New postures: Alber (fool) -- point down in front. Pflug (plow) -- hands at the hips, point at opponent's face. Langort (longpoint) -- arms extended, point at the opponent.
Scheitelhau (vertex or scalp cut): A vertical descending cut with the long edge. Tactical considerations: 1. The target can be easily and rapidly changed from left shoulder to head to right shoulder; 2. This is cut with the longest reach, so it is possible to "over run" the oppenent (ablauffen), hitting without closing the line.
Defence: Unterhau, catching the cut on the strong of your blade.
Counter to the defence: Wind into Ochs thrusting down into face or chest.
Defence: Kron (crown); catch the cut on the cross of the sword with the point up. This is often a prelude to running in, but Meyer suggests pushing up the pommel and dropping the point, executing a short-edge cut to the top of the head.
Schielhau (squinting cut): A vertical descending cut with the short edge, much like the above cut from Kron. The short edge cut puts your sword between you and your opponent's sword. Thrusting is a natural follow-up.
Device against Zornhau: Opponent starts in Zornhut and delivers a Zornhau. This is countered by a Schielhau (effectively a cut into Ochs).
Device against an opponent in waiting in Langort: Feint a cut against the point, but hit with the short edge, thrusting at his throat.
Comment: This is in Ringeck, Meyer and even Meyer's rapier, but it is hard to make sense of. The natural response to a attack to the point is to disengage. It is hard to see the role of the feint.
Comment on the name "Schielhau": Meyer uses this both of the short edge cut, and of a feint executed by deliberating staring and one target and then attacking another. Tobler thinks the name derives from the rather side-on position it leads to. Most of Ringeck's examples do include feints using the eyes. One of his examples mentions cutting short. It might be that "Schiel" refers to the naturally short nature of this cut.
Krumphau (crooked cut): A cut starting on one side but finishing on the other.

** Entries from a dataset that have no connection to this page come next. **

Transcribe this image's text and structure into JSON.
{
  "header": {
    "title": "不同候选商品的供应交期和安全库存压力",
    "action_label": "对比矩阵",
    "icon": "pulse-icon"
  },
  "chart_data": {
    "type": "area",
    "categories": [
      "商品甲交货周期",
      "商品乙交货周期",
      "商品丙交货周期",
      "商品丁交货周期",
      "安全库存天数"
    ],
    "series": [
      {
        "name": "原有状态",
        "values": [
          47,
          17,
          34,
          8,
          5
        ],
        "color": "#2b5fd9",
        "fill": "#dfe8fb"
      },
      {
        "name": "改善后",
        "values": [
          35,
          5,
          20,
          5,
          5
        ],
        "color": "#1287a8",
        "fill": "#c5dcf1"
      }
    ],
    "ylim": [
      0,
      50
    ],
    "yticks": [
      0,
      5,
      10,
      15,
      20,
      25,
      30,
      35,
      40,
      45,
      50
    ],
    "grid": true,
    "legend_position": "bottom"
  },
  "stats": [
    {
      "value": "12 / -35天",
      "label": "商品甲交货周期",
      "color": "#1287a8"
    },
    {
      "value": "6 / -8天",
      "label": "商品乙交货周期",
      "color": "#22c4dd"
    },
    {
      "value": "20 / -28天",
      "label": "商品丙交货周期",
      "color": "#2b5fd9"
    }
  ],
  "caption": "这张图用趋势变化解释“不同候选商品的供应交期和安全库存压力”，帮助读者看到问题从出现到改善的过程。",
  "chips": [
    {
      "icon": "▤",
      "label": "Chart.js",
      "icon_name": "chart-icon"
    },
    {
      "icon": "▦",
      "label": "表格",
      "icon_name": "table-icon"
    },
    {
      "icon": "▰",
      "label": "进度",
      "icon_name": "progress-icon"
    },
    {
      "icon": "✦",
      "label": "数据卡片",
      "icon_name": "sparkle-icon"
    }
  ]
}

If cutting from the right, this will end on the opponent's right with crossed hands. Typically used against the hands or the sword.
Comment: The basic pattern of this cut is simple enough, but the details are tricky to work out (I was gratified by Tobler's appendix mentioning this).
Device: Against an Oberhau, Krump to the hands. You need to get plenty of angle to void the strike. Thumb on the flat?
Alternative interpretation: Strike the opponent's sword with your flat with a rotation of the hands about the middle of the handle. This is widely seen amongst re-enactors, but I think not so well supported by the text (it is described by Meyer for the rapier). It is a powerful defence, although the finishing position seems a bit weak.
Vier Leger (Four postures): Ringeck points out that the Krumphau counters Ochs (cut to the hands), Schielhau counters Pflug (closes that line), Scheitelhau counters Alber (out-reaches the Unterhau) and the Zwerchhau counters Vom Tag (closes the top line).
The five Meisterhau (master cuts): Scheitelhau, Zornhau, Scheilhau, Krumphau, Zwerchhau.
Postures so far: Zornhut, Vom Tag, Ochs, Pflug, Alber, Langort, Wechsel.